Every valley drinks,
        Every dell and hollow:
    Where the kind rain sinks and sinks,
        Green of Spring will follow.
 
    Yet a lapse of weeks
        Buds will burst their edges,
    Strip their wool-coats, glue-coats, streaks,
        In the woods and hedges;

    But for fattening rain
        We should have no flowers,
    Never a bud or leaf again
        But for soaking showers;

    We should find no moss
        In the shadiest places,
    Find no waving meadow grass
        Pied with broad-eyed daisies:
 
    But miles of barren sand,

        With never a son or daughter,
    Not a lily on the land,
        Or lily on the water.
~Christina Georgina Rossetti from “Winter Rain” from  Poems of Christina Rossetti (1904)

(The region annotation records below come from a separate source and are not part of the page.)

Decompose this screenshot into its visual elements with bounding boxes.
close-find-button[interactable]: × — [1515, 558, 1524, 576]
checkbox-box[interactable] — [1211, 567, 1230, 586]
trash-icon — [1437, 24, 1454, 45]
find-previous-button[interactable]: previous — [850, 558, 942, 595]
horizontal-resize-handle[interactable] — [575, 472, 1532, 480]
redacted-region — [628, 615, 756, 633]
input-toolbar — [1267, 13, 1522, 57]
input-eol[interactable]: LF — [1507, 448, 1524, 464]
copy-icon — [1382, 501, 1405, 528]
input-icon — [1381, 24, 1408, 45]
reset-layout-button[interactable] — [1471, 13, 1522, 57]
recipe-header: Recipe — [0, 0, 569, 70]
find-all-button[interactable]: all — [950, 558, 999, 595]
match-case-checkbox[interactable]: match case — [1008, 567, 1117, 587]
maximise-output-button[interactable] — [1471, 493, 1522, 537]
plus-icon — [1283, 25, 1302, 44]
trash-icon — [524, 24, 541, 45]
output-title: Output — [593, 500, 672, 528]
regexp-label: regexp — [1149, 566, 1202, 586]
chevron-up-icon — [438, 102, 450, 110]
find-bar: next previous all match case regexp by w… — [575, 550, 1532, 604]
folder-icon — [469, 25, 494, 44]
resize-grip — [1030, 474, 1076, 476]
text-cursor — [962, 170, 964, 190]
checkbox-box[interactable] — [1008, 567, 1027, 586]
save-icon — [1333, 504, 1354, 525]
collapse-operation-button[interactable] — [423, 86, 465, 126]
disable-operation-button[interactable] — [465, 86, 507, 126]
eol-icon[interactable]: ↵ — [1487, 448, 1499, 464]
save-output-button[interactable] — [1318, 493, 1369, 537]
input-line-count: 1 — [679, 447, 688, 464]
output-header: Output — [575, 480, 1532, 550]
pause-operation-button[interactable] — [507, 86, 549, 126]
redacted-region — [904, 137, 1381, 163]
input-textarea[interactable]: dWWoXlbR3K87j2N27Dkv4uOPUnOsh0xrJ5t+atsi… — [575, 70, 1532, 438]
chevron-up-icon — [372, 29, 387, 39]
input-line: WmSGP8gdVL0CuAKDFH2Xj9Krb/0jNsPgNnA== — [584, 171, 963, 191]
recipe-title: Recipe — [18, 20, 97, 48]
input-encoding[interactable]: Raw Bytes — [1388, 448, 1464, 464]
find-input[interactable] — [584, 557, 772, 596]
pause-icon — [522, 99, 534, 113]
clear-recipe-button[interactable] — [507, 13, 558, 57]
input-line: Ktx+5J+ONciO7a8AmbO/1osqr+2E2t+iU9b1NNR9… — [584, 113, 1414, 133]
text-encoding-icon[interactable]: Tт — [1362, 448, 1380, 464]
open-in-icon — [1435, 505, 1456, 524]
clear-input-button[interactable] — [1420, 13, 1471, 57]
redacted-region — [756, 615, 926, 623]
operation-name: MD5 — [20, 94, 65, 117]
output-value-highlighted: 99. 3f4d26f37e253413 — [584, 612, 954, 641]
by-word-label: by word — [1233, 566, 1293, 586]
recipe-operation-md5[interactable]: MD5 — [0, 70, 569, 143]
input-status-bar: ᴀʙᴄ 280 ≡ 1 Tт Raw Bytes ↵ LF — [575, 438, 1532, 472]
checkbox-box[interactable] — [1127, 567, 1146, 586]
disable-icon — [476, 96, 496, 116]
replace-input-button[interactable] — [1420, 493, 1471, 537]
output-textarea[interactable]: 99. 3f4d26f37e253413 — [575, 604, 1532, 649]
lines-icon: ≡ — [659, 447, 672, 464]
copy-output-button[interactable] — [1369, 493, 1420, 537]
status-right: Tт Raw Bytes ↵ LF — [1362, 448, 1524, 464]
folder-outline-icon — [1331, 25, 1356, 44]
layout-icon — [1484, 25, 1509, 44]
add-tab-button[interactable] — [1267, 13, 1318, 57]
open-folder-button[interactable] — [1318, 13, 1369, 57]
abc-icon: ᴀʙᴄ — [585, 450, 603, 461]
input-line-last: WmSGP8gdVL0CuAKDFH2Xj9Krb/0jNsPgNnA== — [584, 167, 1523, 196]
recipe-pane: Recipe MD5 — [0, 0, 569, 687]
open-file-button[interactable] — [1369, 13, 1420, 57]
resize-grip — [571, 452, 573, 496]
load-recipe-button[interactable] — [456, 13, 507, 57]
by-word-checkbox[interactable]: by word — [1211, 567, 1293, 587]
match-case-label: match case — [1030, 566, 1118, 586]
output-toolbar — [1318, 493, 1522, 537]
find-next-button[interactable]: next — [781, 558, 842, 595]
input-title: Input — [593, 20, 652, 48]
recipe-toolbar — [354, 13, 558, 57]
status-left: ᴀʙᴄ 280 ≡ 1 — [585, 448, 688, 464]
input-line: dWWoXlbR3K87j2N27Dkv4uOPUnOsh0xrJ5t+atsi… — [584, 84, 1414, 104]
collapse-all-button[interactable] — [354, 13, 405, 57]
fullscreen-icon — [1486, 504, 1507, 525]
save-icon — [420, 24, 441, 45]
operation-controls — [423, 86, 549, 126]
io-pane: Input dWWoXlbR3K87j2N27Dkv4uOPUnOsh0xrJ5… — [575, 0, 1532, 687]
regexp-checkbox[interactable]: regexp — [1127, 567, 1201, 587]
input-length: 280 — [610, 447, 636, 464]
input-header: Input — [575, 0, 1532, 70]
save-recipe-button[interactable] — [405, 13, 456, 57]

Don’t be ashamed to weep; ’tis right to grieve.
Tears are only water, and flowers, trees, and
fruit cannot grow without water.
But there must be sunlight also.
A wounded heart will heal in time,
and when it does, the memory and love

of our lost ones is sealed inside to comfort us.
~ Brian Jacques from Taggerung

It has been too cold to rain for weeks,
a chilly dry spell with unmelted snow
still piled in drifts along the roads.

Today is warm enough
for bulbs to breathe more freely
as they break through the crust,
given permission to bloom and grow.

The world weeps when no longer
frozen in place.
A drizzle decorates with mist
to welcome forth the fattening rain.